Enfin, et peut-être de manière plus intuitive, il est possible que l’exercice ne fasse que tout bouleverser, en stimulant les neurones sensoriels du fœtus uniquement par le mouvement.

Quelle que soit la manière dont cela fonctionne, il semble avoir un effet globalement positif.

Pourtant, toutes les femmes enceintes n’ont pas les mêmes capacités ou besoins, et un programme d’exercices qui fonctionne pour certaines ne fonctionnera pas pour d’autres.

Cui recommande généralement 20 à 30 minutes par jour « d’exercice d’intensité modérée » ou d’activité qui semble « juste un peu difficile ».

« La plupart du temps, pour les grossesses sans complications et à faible risque, les gens peuvent continuer à le faire », a-t-elle déclaré.

Cela peut inclure la marche, le jogging, la natation, le yoga, le vélo et même l’entraînement en force. (Malheureusement, les 8 livres que vous transportez dans votre ventre ne comptent apparemment pas.)

Non recommandé ? Parachutisme, plongée sous-marine, yoga chaud et tout ce qui est qualifié de haute intensité.

Une facette de l’étude, publiée mardi dans JAMA Network Open, que Cui a trouvée particulièrement intéressante était que les avantages de la routine d’exercice d’une mère pendant la grossesse ne semblaient être perceptibles que pendant les six à 12 premiers mois du bébé.

Après cela, il était difficile de distinguer si c’était l’exercice ou d’autres facteurs sociaux qui contribuaient au développement cérébral des bébés.

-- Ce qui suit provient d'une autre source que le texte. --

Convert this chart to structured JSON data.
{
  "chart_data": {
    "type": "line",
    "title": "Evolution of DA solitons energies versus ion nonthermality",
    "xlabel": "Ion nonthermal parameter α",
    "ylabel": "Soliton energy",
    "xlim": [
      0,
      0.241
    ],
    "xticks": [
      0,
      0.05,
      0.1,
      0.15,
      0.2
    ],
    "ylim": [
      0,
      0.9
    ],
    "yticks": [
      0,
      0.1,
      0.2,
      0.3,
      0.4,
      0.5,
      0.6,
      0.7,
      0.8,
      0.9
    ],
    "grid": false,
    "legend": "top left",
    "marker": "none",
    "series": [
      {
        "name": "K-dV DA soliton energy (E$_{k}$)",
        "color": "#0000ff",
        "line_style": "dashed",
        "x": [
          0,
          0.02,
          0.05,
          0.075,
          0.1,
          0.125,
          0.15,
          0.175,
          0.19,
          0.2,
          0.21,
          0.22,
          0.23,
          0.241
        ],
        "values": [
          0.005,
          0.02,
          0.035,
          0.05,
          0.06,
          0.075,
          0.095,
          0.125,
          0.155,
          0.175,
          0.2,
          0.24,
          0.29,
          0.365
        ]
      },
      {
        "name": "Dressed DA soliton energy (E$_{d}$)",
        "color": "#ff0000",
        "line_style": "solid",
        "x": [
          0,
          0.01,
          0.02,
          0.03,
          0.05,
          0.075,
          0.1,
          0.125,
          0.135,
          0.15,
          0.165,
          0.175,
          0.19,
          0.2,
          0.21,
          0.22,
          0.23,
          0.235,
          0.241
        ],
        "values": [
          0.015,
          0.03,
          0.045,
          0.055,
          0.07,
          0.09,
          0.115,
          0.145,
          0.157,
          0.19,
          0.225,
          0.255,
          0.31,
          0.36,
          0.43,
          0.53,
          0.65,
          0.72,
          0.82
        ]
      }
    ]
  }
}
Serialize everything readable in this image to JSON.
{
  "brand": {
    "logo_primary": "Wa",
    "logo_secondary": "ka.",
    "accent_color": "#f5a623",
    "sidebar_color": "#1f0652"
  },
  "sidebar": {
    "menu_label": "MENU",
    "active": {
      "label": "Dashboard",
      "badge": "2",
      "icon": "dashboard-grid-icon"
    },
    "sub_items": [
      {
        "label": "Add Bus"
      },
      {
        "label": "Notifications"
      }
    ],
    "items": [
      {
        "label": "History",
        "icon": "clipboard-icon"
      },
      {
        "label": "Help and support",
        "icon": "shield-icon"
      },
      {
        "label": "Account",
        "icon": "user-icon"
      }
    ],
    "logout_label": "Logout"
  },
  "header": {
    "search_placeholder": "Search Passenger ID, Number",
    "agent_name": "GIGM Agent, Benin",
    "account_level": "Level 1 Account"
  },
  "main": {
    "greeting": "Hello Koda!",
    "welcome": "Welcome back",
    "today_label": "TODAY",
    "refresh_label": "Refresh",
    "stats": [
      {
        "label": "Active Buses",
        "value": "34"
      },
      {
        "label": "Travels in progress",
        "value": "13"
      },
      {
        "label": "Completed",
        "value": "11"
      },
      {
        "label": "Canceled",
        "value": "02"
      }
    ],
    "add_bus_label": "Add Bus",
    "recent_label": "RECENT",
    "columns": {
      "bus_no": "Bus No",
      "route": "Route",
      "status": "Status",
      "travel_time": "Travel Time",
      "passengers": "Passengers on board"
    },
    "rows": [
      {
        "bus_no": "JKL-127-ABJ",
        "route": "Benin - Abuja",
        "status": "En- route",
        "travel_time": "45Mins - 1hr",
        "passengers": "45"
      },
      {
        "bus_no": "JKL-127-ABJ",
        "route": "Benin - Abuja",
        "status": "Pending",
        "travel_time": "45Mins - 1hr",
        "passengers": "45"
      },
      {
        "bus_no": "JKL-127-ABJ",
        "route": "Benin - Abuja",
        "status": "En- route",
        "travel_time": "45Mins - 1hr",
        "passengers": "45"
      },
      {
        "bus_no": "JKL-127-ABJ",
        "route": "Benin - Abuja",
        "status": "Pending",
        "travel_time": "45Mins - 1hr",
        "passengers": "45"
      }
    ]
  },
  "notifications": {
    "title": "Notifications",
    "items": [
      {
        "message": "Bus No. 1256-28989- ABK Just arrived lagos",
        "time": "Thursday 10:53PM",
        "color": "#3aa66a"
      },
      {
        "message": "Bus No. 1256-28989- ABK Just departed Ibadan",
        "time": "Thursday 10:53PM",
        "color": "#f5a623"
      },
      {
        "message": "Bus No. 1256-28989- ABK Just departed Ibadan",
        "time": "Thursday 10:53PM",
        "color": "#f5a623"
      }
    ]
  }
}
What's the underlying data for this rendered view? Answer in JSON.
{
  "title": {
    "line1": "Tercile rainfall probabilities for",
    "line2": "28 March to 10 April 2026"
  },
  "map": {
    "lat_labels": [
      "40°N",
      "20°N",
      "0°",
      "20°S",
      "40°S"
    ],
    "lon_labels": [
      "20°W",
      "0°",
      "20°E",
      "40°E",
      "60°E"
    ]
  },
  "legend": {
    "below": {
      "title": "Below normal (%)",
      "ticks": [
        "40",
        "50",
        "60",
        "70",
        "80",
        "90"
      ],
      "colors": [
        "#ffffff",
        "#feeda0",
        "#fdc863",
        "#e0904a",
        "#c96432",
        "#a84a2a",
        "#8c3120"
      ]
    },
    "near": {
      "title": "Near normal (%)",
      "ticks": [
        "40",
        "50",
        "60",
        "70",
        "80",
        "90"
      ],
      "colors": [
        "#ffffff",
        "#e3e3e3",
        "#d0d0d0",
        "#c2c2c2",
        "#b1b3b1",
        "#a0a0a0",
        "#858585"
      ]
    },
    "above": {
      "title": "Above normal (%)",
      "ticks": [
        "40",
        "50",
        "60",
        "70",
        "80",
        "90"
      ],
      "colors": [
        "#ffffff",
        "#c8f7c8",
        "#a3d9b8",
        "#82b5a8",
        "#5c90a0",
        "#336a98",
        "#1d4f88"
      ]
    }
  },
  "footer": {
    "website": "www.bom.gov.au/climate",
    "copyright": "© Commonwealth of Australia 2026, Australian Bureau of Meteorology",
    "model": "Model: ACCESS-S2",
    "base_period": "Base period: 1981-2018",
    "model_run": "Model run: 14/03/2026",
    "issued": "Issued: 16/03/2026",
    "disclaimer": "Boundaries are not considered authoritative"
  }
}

Par exemple, le fait d’être inscrit dans une garderie collective dès l’âge de 3 ans a grandement bénéficié aux capacités de communication, de résolution de problèmes et d’interactions sociales des bébés.

C’est une bonne nouvelle pour les femmes qui, en fonction de leurs antécédents médicaux ou de leurs complications actuelles, ont des grossesses qui ne peuvent pas du tout supporter beaucoup d’activité physique.

Avant de commencer tout nouveau programme d’exercice, les patientes enceintes devraient consulter leur médecin, a conseillé Cui.

« Pour les personnes motivées à faire de l’exercice, qui en font déjà, nous pouvons constater des avantages », a déclaré Cui.

« Mais si les gens ne peuvent pas (faire d’exercice) pour des raisons médicales ou personnelles, il n’y a pas ce sentiment de culpabilité immense car il semble que d’autres choses qui enrichissent l’environnement de l’enfant auront également des avantages en termes de son état de développement neurologique. »

Les bébés sont, après tout, « très, très malléables » – et quelques squats supplémentaires ici et là pendant la grossesse ne détermineront probablement pas le reste de leur vie en dehors de l’utérus.